Heimdall's kind enough to pull him out of the water, though perhaps that's only because it makes the necklace easier to remove from the inner lining of his jacket. It takes a while longer for Heimdall to remove the knife, but Loki doesn't complain. He does, however, grin weakly in the general direction of Heimdall and ask if he could at least get one of Odin's underground doctor-types to come over.

"You won't die so easily," Heimdall replies with a touch of regret, wiping the blood off the switchblade and onto Loki's jacket. Loki winces and wonders briefly if his tie, at least, can be saved. Then he realises that he's probably been bleeding on it, and closes his eyes.

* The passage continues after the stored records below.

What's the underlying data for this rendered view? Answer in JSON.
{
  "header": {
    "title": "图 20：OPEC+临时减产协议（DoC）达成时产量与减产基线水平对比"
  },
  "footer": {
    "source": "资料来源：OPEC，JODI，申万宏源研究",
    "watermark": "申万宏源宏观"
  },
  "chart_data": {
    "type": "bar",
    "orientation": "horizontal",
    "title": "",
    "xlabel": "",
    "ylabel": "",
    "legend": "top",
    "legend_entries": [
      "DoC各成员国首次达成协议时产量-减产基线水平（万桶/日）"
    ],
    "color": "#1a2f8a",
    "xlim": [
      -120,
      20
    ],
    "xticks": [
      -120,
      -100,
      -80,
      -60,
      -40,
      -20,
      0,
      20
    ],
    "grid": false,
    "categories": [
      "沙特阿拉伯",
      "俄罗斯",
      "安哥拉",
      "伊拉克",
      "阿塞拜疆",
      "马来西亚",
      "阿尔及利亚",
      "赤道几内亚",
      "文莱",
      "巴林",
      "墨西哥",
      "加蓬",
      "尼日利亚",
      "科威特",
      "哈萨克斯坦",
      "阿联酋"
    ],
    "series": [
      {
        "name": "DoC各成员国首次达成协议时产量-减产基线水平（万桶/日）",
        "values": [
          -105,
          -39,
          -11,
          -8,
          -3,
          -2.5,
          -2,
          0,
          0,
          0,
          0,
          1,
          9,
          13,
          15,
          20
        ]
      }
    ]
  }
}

"Fair enough," he says. Heimdall has already begun to walk off, and Loki listens to the steady footsteps as they recede; they sound muffled, further off than they should be, and Loki grins again at the sky and thinks about drownings. The night air, cold enough to choke on, stings his lungs as he breathes in.




16. Palms up and back to the ground
because Matantei Loki RAGNAROK turned out to be false advertising

There is no difficulty in surrendering to an end that you have already seen coming. Hitting the ground is the hard part; once Heimdall is lying in the dust of Vigrond, he finds it very easy to stay there. ( It helps that Loki was first to fall, of course. That makes Heimdall feels more justified in giving his attention to the sky, instead of wondering if Loki is still breathing. )

Eventually he decides that it isn't worth the effort of uncurling his fingers from his sword, and raises his other hand, stretching shaky fingers towards the scorched heavens. Loki is probably laughing, somewhere to his left; the sound is choked enough for it to just as easily be anything else. Not that it matters now. Heimdall reaches out, palm to the sky, hoping to feel the sunlight on his skin --

The only heat that reaches him is that of the burning fields, and the ground under him grows damp with his blood. Heimdall lets his arm fall. The grass is rough against the back of his hand; he watches the dying sun, and waits.